Now a college graduate and working as a financial planner in Orlando, Fla., McCormack will be back at the starting line Monday morning in Atlanta. This will be the first time he’ll run with the elite A Division, approximately 25-40 runners to start first after the wheelchair divisions, and be eligible for any prize money he earns as an athlete, no longer bound to an NCAA institution.
“It’s so great to get back home and run the Peachtree,” said McCormack, who will run this year’s race with his mother, girlfriend and two of his siblings. “This is going to be the one race I keep on my calendar every year until I’m old.”
McCormack has a performance record in the Peachtree as strong as anyone. In 2014, he ran a blistering time of 29 minutes, 25 seconds for a ninth-place overall spot in the Independence Day race. Each year from 2011-2014, his state-best winning time improved, starting with his 31:01 in 2011, 30:30 in 2012 (fourth American overall), and 30:08 in 2013.
Since he’s working full time now, McCormack said it’s easier to focus on his performance at the Peachtree, rather than having to wedge it into a busy schedule.
The feeling that comes with finishing top in the state, according to McCormack, is just as fulling than any of his other major accomplishments.
Also in the past five years, McCormack has been a three-time winner at the prestigious Penn Relays in Philadelphia, took part in the 2015 World University Games, and, in 2016, took a crack at US Olympic qualifying by running in the Los Angeles Marathon.
McCormack is signed to a contract with Saucony, which provides him with ample running gear as a well as a stipend to cover expenses. McCormack said in the last year, he’s pocketed $8,000 in prize money during races. That’s a nice supplement to his professional day job.
“Any money I earn, I invest or use for travel,” said McCormack.
Now eligible for prize money, the Atlanta Track Club is putting McCormack up as one of its elite athletes for a night’s stay at the Ritz Carlton in the Buckhead section of north Atlanta.
Still, the glitz and glamour of the spotlight is not the reason McCormack comes home to run the Peachtree Road Race. It’s the time spent with family and friends.

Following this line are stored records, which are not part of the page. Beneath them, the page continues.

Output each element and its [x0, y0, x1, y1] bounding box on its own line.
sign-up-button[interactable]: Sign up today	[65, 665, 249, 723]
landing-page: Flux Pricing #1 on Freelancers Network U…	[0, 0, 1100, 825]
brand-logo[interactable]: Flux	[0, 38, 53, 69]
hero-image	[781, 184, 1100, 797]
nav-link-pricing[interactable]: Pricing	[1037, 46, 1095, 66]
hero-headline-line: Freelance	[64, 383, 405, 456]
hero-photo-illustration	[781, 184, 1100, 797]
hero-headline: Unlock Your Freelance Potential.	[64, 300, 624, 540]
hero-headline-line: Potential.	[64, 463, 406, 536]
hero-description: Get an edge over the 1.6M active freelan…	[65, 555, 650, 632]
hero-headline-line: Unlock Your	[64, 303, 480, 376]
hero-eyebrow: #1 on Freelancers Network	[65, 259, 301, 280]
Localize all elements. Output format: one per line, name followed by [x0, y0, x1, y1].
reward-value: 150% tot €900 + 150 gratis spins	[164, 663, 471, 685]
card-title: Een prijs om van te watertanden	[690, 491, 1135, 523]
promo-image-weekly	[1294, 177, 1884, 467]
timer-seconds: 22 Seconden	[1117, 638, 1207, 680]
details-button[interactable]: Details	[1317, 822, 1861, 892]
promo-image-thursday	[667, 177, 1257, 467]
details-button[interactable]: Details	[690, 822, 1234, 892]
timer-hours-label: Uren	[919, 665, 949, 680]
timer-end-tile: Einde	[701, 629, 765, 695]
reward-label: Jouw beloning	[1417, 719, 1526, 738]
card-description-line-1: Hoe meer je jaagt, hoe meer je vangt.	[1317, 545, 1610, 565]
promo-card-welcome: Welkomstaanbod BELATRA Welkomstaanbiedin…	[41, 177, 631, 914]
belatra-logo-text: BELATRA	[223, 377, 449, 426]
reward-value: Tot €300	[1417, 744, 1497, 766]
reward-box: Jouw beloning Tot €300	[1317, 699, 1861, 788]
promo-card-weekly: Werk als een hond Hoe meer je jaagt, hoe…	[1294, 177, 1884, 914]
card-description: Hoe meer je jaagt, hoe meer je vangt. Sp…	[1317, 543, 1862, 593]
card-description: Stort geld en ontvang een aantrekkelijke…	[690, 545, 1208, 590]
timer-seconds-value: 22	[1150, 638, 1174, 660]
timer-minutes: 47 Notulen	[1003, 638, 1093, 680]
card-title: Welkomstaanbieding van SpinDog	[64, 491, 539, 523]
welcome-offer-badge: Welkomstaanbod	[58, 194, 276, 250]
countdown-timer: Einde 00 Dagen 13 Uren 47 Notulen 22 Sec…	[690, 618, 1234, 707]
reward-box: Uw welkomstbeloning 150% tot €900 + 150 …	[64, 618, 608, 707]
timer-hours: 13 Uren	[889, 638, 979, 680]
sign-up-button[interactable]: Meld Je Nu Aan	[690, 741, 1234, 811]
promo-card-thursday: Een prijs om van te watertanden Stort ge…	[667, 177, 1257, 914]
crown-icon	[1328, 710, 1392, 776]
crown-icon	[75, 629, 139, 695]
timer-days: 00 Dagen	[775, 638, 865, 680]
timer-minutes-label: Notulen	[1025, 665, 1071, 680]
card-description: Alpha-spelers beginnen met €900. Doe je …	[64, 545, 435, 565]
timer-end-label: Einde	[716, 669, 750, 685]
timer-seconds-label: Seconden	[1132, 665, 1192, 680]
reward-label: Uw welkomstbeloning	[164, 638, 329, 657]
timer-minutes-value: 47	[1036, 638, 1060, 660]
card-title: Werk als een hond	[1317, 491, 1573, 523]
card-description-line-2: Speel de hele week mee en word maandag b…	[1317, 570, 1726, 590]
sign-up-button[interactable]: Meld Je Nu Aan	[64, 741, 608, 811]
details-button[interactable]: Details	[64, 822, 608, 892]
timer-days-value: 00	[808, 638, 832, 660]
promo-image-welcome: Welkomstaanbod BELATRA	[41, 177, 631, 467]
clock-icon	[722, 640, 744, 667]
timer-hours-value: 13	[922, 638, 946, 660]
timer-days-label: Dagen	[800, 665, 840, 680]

His mother is the matriarch behind this tradition as she approaches her 30th time running in the Peachtree, according to McCormack.
“It’s definitely a sentimental event for me, such a great spectacle,” McCormack added. “It’s probably my all-time favorite race.”
From his four previous state-championship performances at the Peachtree, McCormack said he has four ‘peach blossom branch’ glass figures to signify his accomplishment.
The former runner for Clemson University and Auburn University said his mother has assembled those along with all his memorabilia in his bedroom of their Gainesville home.
The wins are not the only memories that McCormack has ingrained from the normally sticky-hot race early in the morning on Independence Day.
His first race as a 12-year-old, McCormack remembers having to be helped by his mother to the finish line after becoming sick from eating a burrito from Moe’s during the race, then drinking a Monster energy drink also before the finish line.
Then in 2011, McCormack fondly remembers settling in for dessert at the Cheesecake Factory the night before running a state-best time of around a 5-minute mile the next morning.
“Every year I go down there, I see about 50 people I know,” said McCormack.